Unlike those teams, the Chiefs name is not a slur and the logo is not the head of a Native American.
But the team also defends its name because of its origin as a tribute to the mayor who helped bring the team to the city.
“The Chief”
By all accounts, H. Roe Bartle was a large man.
He was 6 foot 3 and weighed up to 375 pounds. He smoked long cigars because, he told The Star, if he could afford a 30-cent cigar instead of a 20-cent cigar, he’d take the bigger one.
Bartle served as mayor between 1955 and 1963, after being encouraged to run by his friend, former President Harry Truman. But Bartle largely made his name running the local Boy Scouts and through speeches that he gave throughout the country, charging between $500 and as much as $2,500.
He got his nickname, “The Chief,” from his time in the Boy Scouts. After briefly practicing law in Kentucky, Bartle took on the role of chief executive of the Boy Scouts in Casper, Wyoming. From there, he went to St.
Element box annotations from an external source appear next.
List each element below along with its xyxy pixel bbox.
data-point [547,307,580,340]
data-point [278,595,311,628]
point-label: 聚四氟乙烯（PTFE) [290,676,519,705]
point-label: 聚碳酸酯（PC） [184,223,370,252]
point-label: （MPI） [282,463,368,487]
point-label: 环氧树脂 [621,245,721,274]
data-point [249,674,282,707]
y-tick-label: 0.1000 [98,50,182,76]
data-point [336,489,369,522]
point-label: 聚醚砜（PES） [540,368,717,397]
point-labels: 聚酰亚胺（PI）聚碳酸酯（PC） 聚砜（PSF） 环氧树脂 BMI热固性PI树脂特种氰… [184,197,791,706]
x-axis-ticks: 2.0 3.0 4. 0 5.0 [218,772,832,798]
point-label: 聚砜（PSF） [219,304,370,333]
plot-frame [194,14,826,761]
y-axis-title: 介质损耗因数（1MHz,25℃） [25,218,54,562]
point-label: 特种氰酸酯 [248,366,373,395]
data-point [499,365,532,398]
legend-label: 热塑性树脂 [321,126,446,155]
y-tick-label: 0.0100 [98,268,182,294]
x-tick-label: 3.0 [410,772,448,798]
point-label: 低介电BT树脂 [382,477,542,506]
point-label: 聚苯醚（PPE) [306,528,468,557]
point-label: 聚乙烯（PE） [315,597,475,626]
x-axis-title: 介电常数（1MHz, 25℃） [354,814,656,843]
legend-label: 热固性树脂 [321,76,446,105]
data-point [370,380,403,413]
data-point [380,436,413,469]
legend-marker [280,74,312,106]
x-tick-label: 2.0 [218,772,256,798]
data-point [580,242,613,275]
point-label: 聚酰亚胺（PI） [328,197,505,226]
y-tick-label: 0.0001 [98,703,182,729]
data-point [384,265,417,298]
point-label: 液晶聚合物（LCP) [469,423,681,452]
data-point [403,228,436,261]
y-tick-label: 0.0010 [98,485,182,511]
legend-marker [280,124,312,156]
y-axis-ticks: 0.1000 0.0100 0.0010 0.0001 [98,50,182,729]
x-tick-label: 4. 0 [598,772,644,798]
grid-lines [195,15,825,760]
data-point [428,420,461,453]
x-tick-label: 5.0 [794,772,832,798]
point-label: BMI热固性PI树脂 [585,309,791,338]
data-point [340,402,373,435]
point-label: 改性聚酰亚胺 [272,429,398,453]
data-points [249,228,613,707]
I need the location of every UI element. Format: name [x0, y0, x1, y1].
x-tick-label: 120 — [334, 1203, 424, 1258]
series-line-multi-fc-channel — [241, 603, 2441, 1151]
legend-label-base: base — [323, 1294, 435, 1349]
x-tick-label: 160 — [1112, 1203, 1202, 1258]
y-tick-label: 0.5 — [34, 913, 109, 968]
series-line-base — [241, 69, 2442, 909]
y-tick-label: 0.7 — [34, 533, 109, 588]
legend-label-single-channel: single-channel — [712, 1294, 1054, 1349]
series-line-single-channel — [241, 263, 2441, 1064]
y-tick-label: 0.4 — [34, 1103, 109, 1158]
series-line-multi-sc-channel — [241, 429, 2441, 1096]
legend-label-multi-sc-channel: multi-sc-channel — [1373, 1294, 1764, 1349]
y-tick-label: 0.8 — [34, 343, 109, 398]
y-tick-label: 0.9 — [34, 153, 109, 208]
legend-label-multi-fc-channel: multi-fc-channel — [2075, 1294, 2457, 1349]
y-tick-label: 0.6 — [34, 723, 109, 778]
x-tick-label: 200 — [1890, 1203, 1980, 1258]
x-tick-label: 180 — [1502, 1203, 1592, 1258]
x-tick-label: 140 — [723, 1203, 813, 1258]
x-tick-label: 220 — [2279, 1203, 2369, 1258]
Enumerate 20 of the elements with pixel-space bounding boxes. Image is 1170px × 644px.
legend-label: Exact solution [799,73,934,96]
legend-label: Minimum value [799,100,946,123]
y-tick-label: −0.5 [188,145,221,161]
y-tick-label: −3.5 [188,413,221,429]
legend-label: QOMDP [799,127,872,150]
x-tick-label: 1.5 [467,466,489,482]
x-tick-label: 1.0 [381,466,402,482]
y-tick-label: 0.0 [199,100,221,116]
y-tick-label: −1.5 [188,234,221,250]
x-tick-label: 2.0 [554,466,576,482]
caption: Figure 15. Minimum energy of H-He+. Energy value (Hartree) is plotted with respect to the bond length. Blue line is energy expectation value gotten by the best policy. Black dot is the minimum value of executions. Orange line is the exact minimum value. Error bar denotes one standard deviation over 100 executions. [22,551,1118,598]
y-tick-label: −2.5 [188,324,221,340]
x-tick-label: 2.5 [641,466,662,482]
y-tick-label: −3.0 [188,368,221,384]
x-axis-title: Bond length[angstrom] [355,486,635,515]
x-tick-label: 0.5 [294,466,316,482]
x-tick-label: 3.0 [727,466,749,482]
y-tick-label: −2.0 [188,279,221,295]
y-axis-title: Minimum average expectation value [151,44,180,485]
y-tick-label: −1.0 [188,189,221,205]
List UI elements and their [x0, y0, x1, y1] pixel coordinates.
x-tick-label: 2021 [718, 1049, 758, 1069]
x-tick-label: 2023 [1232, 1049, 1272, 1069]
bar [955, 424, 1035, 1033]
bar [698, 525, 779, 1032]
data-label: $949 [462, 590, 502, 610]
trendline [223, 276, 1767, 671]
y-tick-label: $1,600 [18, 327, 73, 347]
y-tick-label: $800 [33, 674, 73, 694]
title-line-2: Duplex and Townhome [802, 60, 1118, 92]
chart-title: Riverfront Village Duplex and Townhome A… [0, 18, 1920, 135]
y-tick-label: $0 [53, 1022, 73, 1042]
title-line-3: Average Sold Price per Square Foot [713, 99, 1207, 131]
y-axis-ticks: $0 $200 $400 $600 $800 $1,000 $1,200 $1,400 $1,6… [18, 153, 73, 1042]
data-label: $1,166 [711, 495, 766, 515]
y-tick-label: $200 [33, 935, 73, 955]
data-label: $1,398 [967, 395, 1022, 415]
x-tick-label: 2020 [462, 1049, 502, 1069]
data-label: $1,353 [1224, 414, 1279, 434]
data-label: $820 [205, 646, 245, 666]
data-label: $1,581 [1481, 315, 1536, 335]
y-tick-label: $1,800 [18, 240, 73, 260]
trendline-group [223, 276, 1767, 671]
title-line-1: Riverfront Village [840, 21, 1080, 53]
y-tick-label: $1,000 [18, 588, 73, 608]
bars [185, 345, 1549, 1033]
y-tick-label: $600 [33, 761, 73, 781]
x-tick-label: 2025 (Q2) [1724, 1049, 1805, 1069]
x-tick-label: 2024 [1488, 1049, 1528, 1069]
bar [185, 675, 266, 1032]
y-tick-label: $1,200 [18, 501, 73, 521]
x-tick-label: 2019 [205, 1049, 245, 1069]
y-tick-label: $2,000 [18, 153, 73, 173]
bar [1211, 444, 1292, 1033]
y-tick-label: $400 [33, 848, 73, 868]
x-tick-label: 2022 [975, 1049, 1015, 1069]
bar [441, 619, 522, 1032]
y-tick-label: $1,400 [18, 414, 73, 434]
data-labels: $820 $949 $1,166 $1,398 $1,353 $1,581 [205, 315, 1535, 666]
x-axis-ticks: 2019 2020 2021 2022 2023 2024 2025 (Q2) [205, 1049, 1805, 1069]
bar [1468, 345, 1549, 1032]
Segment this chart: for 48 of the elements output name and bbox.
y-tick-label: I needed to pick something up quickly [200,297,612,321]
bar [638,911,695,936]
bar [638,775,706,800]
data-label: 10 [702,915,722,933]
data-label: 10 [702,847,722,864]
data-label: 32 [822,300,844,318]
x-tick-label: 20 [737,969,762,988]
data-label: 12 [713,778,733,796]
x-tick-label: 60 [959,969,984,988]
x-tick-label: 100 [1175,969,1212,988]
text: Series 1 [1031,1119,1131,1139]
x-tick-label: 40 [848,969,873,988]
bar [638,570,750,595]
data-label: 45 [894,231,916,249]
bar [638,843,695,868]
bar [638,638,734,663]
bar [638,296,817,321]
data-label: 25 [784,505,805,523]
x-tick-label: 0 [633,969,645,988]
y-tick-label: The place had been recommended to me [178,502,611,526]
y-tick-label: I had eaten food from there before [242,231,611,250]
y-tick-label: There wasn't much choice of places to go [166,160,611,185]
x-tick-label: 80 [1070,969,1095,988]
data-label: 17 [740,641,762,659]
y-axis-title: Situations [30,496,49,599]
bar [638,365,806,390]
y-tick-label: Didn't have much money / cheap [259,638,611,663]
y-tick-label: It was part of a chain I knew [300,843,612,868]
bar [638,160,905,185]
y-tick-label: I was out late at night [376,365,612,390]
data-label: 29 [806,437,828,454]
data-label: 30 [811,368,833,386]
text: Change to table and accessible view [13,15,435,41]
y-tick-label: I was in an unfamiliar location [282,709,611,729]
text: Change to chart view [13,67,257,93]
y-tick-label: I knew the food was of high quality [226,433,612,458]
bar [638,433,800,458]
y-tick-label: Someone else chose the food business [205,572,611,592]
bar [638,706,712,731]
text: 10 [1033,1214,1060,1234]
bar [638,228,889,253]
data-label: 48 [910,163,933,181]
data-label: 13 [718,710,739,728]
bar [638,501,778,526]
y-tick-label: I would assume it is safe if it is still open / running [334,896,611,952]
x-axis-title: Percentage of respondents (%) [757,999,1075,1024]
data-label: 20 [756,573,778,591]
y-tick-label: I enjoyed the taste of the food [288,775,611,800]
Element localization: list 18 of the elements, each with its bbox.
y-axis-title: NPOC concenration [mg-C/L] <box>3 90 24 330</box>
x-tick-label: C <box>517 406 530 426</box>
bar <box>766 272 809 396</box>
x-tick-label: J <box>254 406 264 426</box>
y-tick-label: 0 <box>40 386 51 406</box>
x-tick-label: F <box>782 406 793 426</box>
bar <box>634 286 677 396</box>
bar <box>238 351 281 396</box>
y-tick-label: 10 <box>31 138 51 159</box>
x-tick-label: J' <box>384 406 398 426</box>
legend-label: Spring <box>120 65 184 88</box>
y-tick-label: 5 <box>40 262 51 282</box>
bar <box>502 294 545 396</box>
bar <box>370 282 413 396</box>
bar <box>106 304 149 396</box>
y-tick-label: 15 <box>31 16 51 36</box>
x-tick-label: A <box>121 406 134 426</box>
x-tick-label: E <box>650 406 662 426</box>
John, where he founded the “Tribe of Mic-O-Say” before leading the Kansas City area Boy Scouts between 1928 and 1955.
While he served two terms as mayor of Kansas City, Bartle’s time on the speaking circuit helped him gain national prominence. A profile of Bartle in 1970 called him the most widely-known Kansas Citian, after Truman.
The scout reservation in Osceola is named after Bartle, as is Bartle Hall, at the Kansas City Convention Center.
Still, Bartle’s efforts to lure the Chiefs – which included a covert visit by Hunt and general manager Jack Steadman before the two were ready to announce they were looking at moving the Texans – has proved to be one of Bartle’s most lasting legacies.
Hunt said Bartle “almost singlehandedly persuaded him to attempt the move to Kansas City,” the Star reported in 1963.
“This is not a matter of Hunt coming to Kansas City looking for a home,” Bartle said at the time. “This is a matter of the mayor looking for a football team to come to Kansas City.”